I was looking at the specifications for the Tesla K80 GPU that was recently launched and I saw that it has two GPU cards. While running a program on the K80, does CUDA take care of data transfer between the GPUs or should it be done via other techniques (say MPI or POSIX).

I am doing Computational Fluid Dynamic (CFD) simulations for my graduate work and am exploring the possibility of using GPUs to run my simulations since my research requires large super computing resources. Any help regarding this would be greatly appreciated. Thanks in advance for the reply!

The two GPU devices on a Tesla K80 board must be managed independently by the programmer, with a few exceptions (cublasXt and cufftXt).

If you had an MPI program that did a certain amount of GPU work per rank, you could arrange it so that each rank used a particular GPU device of the 2 that are on a K80.

Alternatively, CUDA provides lower level primitives for copying data from one GPU to another, if your needs dictate that.
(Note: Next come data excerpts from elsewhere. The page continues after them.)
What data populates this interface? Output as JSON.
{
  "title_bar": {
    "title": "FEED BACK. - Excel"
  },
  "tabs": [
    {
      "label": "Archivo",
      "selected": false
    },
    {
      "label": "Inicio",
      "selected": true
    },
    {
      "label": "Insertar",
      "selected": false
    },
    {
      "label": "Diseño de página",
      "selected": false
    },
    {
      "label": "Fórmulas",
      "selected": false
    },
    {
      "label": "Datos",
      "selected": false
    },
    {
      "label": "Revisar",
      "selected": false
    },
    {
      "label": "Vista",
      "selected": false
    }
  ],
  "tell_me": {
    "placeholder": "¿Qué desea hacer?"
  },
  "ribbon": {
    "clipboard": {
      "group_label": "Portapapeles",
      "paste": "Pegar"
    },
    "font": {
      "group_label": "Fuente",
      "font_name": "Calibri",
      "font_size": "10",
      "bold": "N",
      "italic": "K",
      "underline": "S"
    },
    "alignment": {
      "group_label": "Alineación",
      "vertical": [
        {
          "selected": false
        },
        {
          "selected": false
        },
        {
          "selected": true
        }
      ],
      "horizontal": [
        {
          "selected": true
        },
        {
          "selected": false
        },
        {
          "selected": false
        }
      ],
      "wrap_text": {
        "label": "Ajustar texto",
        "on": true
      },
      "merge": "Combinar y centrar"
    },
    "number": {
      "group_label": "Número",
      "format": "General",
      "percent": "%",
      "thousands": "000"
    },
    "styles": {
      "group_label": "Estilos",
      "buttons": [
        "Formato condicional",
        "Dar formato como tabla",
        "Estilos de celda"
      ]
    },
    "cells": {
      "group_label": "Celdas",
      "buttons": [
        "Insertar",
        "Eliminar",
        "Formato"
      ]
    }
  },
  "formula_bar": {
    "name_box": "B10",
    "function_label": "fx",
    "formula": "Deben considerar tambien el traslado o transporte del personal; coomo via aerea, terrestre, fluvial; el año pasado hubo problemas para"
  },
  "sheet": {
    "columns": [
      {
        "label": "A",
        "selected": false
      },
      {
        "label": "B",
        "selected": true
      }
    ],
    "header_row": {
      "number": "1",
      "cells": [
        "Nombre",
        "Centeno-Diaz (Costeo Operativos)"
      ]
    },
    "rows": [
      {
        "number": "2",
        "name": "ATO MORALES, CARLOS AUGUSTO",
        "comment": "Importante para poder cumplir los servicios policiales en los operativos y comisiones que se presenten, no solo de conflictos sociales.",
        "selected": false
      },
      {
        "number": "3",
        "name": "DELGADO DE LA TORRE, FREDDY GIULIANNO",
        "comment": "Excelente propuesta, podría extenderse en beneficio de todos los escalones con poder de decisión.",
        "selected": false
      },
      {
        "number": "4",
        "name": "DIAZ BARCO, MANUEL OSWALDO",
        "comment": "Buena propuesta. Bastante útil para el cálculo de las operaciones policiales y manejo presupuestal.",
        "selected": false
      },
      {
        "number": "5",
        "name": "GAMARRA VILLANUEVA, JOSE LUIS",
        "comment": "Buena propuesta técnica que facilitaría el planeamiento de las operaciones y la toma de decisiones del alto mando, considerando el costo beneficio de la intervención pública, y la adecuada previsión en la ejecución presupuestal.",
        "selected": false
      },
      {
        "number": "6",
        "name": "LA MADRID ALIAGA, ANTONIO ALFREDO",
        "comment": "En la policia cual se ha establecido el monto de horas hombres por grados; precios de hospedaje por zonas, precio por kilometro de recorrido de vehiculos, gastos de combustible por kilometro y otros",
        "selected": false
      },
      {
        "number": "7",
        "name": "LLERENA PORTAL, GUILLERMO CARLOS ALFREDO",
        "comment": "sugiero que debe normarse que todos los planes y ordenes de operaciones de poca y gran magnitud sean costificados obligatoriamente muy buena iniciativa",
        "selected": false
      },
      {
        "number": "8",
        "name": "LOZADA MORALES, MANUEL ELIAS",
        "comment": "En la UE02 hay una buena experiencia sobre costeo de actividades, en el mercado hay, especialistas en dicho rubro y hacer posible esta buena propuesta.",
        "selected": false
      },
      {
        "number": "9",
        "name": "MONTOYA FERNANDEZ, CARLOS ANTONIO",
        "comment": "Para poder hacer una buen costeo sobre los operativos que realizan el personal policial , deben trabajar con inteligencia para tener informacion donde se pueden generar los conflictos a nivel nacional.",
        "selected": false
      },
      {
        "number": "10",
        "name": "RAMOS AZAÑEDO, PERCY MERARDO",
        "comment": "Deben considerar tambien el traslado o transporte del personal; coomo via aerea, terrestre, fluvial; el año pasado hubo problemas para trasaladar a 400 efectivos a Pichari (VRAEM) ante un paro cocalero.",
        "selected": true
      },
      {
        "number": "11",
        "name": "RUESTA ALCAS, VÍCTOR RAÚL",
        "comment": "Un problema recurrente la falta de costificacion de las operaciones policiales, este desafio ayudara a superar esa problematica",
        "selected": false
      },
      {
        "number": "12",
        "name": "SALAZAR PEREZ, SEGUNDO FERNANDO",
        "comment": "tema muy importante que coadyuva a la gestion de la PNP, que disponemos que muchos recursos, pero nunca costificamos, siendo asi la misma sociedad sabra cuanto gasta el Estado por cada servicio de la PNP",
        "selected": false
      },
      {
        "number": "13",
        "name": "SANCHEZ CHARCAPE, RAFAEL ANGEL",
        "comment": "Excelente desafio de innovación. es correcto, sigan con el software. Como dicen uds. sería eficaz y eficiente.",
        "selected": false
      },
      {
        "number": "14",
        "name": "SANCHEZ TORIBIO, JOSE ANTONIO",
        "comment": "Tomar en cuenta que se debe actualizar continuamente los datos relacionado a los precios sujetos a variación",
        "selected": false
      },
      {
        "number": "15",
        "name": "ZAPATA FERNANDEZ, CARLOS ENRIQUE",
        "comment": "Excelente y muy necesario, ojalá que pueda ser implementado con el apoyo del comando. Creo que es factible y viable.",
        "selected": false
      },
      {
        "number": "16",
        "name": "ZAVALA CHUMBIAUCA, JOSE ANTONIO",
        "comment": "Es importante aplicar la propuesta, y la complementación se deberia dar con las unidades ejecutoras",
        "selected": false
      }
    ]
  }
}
Has anyone actually written some CFD code in CUDA? As far as I know now, most of that type of code is done on the CPU still.

I could be wrong though (and I hope that I am).

Ansys Fluent offers GPU acceleration. And there are other CFD codes that are GPU accelerated.

http://www.nvidia.com/object/computational_fluid_dynamics.html

Not sure what you mean. CFD was one of the first areas targeted with CUDA, like Lattice-Boltzman and Navier-Stokes. Google Scholar shows hundreds of relevant papers, and there are commercial applications, for example:

http://www.ansys.com/About+ANSYS/ANSYS+Advantage+Magazine/GPUs+Speed+the+Solution+of+Complex+Electromagnetic+Simulation
Accelerating ANSYS Fluent 15.0 using Nvidia GPUs

Thank you very much for your reply!

As far as I know, most Navier-Stokes solvers still employ CPUs (multi-core processors to speed up the computations). However, techniques like Lattice-Boltzmann Method (LBM) and Smoothed Particle Hydrodynamics (SPH) are suited for GPUs since most computations are local and explicit. In fact, there is an increasing number of GPU usage for these methods since they offer a low cost super computing alternative. I myself have seen very good speed ups with my LBM code on a GTX 580 GPU. Hope that helps!

My only hands-on interaction in the CFD field was with a Lattice-Boltzman code. I did not write the code. The performance on the GPU was very good relative to CPUs. That was probably five years ago.